A relação dívida-PIB é o ponto de partida da política fiscal no âmbito da tese de que este indicador seria o elemento crucial da construção das expectativas inflacionárias. Esta concepção está fundada nas teses monetaristas contemporâneas, para as quais o controle da dívida mobiliária passa a ser a alternativa para a base monetária, conceito que a evolução das formas de moeda fez perder importância teórica e prática. Ou seja, a evolução da dívida passou a ser tomada como proxy da evolução da moeda.

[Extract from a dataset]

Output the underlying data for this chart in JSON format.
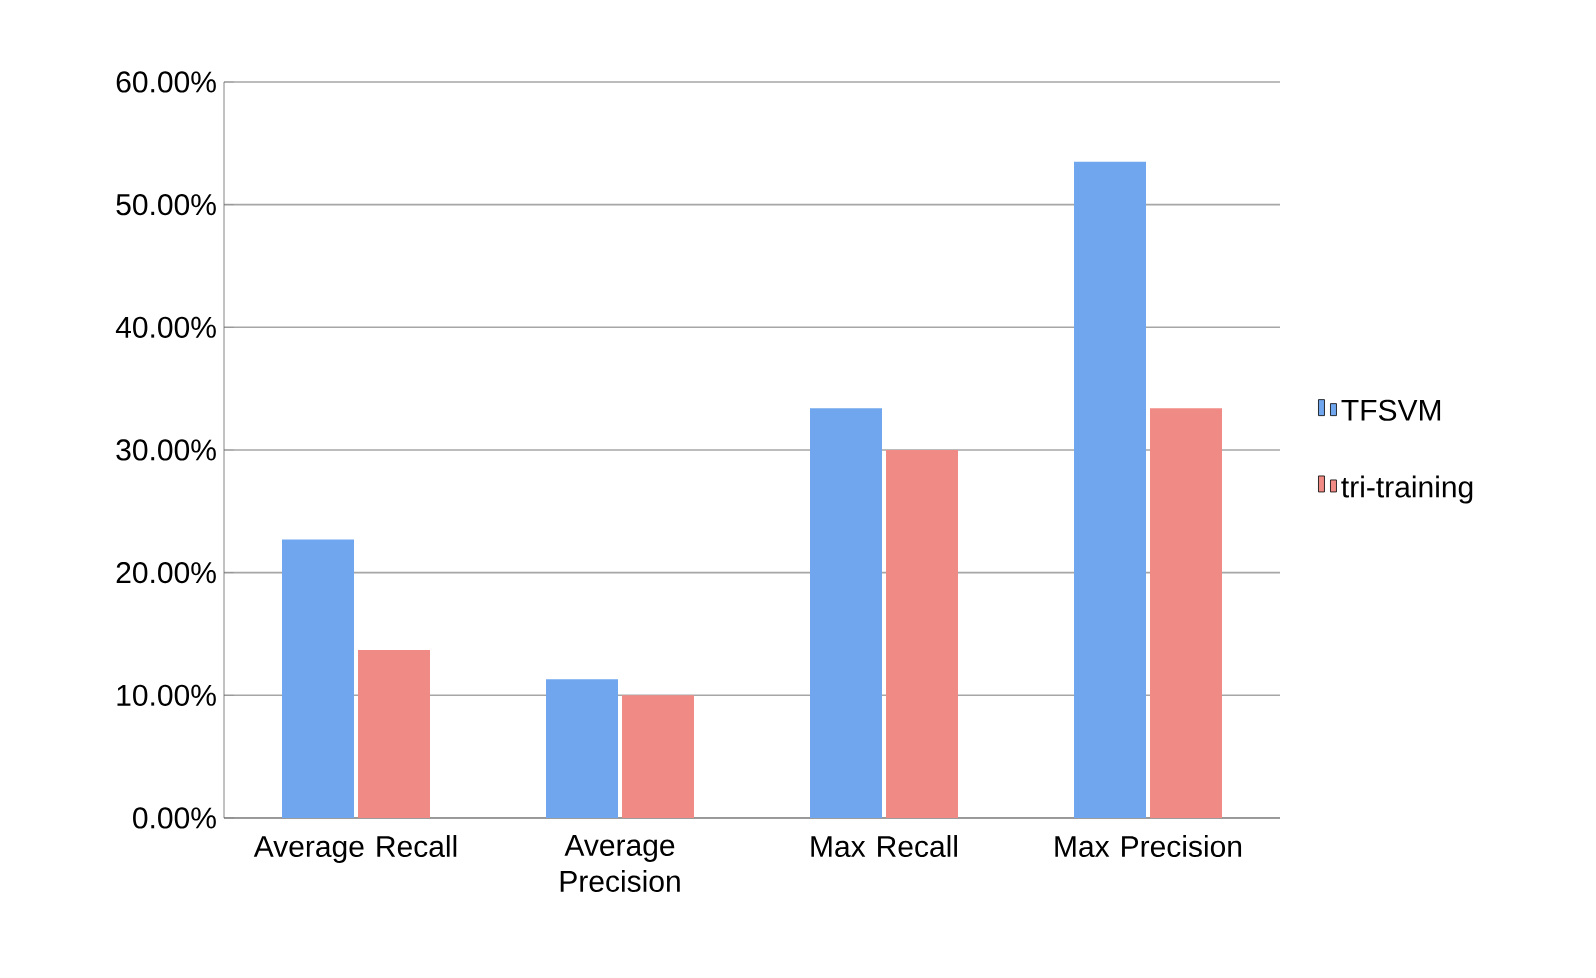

A fragilidade teórica destas teses já foi discutida e questionada por autores que tentaram analisar a dinâmica das economias capitalistas. No caso brasileiro, no entanto, além do equívoco teórico, a adequação das formas contábeis aos conceitos encerra diversos equívocos. Falta base teórica que dê suporte à prática de igualar o impacto de uma dívida de empresa estatal com um banco interno ou externo a uma dívida mobiliária transacionada no mercado monetário.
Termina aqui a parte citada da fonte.